Most of the money comes from the wealthy Krayer family and is made available to football. The problem: They didn’t talk about it and initiated disguised transactions through third-party companies. This in turn led to rumors and speculation on social networks, which prompted the club owners last week to get as clear a table as possible in a small group with three selected media outlets. So transparency, but among yourself in Basel and in the semi-darkness.

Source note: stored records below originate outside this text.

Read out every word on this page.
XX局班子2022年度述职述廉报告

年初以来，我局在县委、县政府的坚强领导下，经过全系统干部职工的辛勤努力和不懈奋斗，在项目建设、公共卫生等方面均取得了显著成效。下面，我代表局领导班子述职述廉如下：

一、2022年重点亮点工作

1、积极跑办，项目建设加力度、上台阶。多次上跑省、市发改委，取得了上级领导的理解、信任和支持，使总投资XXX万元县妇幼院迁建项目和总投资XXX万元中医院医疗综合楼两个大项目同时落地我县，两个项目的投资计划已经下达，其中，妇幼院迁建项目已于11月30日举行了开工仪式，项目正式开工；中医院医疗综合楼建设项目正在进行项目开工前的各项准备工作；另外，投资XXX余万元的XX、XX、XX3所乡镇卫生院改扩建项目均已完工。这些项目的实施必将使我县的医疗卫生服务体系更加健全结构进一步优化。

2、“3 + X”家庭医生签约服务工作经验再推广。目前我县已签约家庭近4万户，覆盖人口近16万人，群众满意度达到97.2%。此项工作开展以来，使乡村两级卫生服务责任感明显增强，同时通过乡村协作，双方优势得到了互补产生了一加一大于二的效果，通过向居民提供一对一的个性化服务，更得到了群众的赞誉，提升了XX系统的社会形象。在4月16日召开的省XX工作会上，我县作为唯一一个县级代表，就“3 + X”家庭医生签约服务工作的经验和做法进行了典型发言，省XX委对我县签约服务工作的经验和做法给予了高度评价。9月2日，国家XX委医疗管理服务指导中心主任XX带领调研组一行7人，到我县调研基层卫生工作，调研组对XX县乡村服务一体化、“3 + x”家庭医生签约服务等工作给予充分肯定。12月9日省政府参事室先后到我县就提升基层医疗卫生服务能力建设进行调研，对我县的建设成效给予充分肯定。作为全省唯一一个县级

This in turn leads to the question at half distance: What are they doing there?

They justify themselves and make public what they should have made public long ago in media-driven football. And you notice: like so many investors before them, they underestimated the business. This results in the statement that they would do this or that “differently” today. This includes the fact that club boss David Degen’s annual salary of 300,000 francs is no longer concealed.

But Degen and Co. remain vulnerable. This has to do with brotherhoods, dependencies and favoritism, which at first glance do not seem anything disreputable. But all in all, a strange taste remains. Players like Andy Diouf, who belong to the Philipp Degens agency, are transferred abroad. Philipp is David’s twin brother. He assures that he withdrew from the agency after joining FCB.

Nevertheless, the distances remain short. Even though Diouf brought the club a lot of money with well over 10 million, annoying and unpleasant questions still stick with the Degen brothers. It will stay that way, even if the club boss wants to make it clear that he will take action in the event of possible conflicts of interest.

The FCB management lets connections play

In addition, various companies have received orders from FC Basel (stadium services, infrastructure adjustments) that are – or were – connected to the club owners. Here too: The club does not have to advertise anything. But why not more openness? A football club is organized like a stock corporation, but remains a public institution. The executive floor has to explain itself periodically. Actually.

If she doesn’t do it or tries to keep something secret, she’ll suddenly find herself in the dock. And everything seems more dramatic than it is. There is still no sign on the horizon that FC Basel is finding its way back to its old strength. The high-proof Basel cocktail includes rumors that the board is looking for capital and new partners. The national coach Murat Yakin is said to have noticed in a small circle that the Xhaka family was trying to get FCB.

The Basel fairy tale hour leaves nothing out.